A few weeks later, in July 2025, Recruit Holdings, the Japanese parent of both Indeed and Glassdoor, announced roughly 1,300 job cuts across the two companies and confirmed that Glassdoor's operations would be folded into Indeed. It was the third straight year of significant cuts at the group, after roughly 2,200 in 2023 and about 1,000 in 2024.
One company died. The other consolidated. Both were reacting to the same force.
Why the boards died: AI broke the volume model
The classic job board made money the way a newspaper classifieds section did: charge employers to post, sell more visibility on top, and monetize the traffic of job seekers scrolling listings. That model depends on friction. It works when posting a job, finding it, and applying to it all take real effort.
AI removes that friction on every side at once. Writing and posting a listing is now a one-prompt task. Finding relevant roles is a query, not an afternoon of scrolling. Applying is increasingly automated too. When the cost of every step falls toward zero, a business built on charging for those steps loses its ground.
Note
Monster and CareerBuilder did not lose to a better job board. They lost to a change in the underlying economics. Revenue at the combined company had fallen sharply in the years after the pandemic, and there was no AI-native matching layer underneath to fall back on. A search-and-scroll product had nothing left to sell once search and scroll became free.
The survivors are betting everything on AI
The companies that are still standing are not defending the old model. They are dismantling it themselves.
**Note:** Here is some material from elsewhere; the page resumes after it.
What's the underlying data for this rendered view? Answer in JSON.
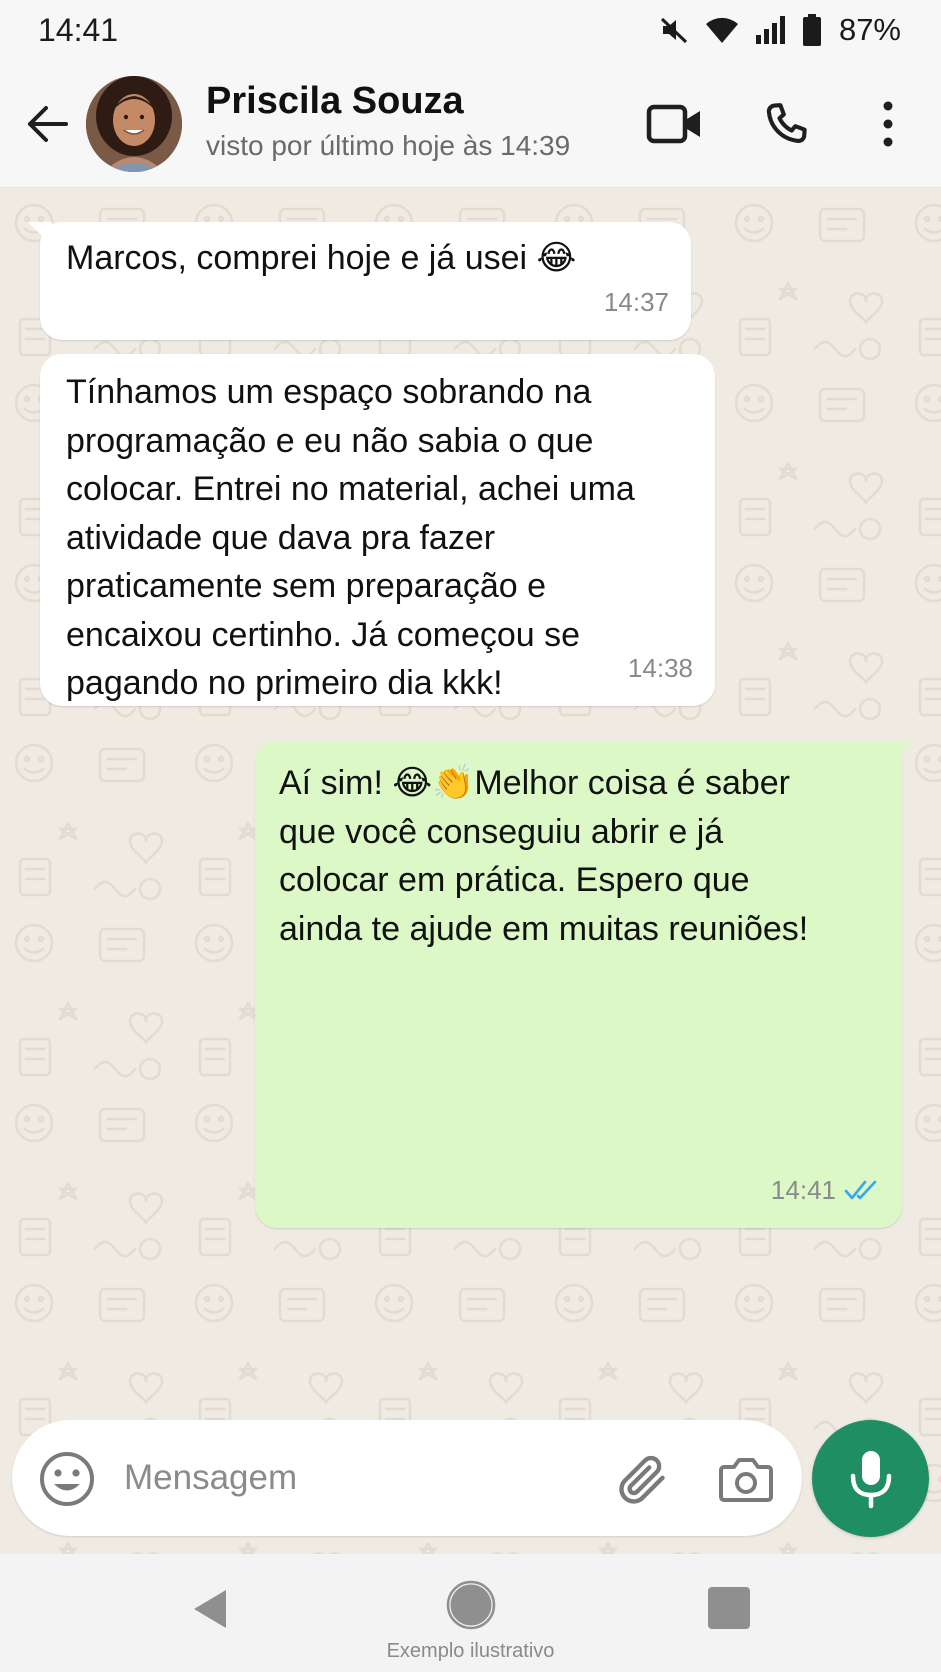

Recruit Holdings has been explicit that its future is AI-first. Its CEO, Hisayuki Idekoba, has said that roughly a third of the company's new code is already written by AI and that he expects that share to reach half. The stated goal is to turn Indeed from a search engine for jobs into a matching engine that connects people to roles directly, cutting the time it takes to hire. In that framing, the 1,300 layoffs are not a side event. They are the restructuring: fewer people maintaining the old product, more resources pushed into AI matching.
This is where consolidation becomes visible. Folding Glassdoor into Indeed means one fewer independent front door. The market is concentrating into a smaller number of large, AI-mediated platforms, and the niche and mid-tier boards that used to fill the gaps are the ones most exposed when the giants automate.
The arms race that reshaped both sides
Here is the part that affects your day-to-day search directly. As the platforms leaned into AI, so did everyone using them, and it turned into an arms race.
On the candidate side, volume exploded. LinkedIn has said the number of applications submitted on its platform rose more than 45% year over year, with nearly 9,500 submitted every minute. AI tools are a big reason: auto-apply agents can fire off dozens of applications a day, and in HireVue's 2026 research around 71% of candidates said they use AI to help write their resumes.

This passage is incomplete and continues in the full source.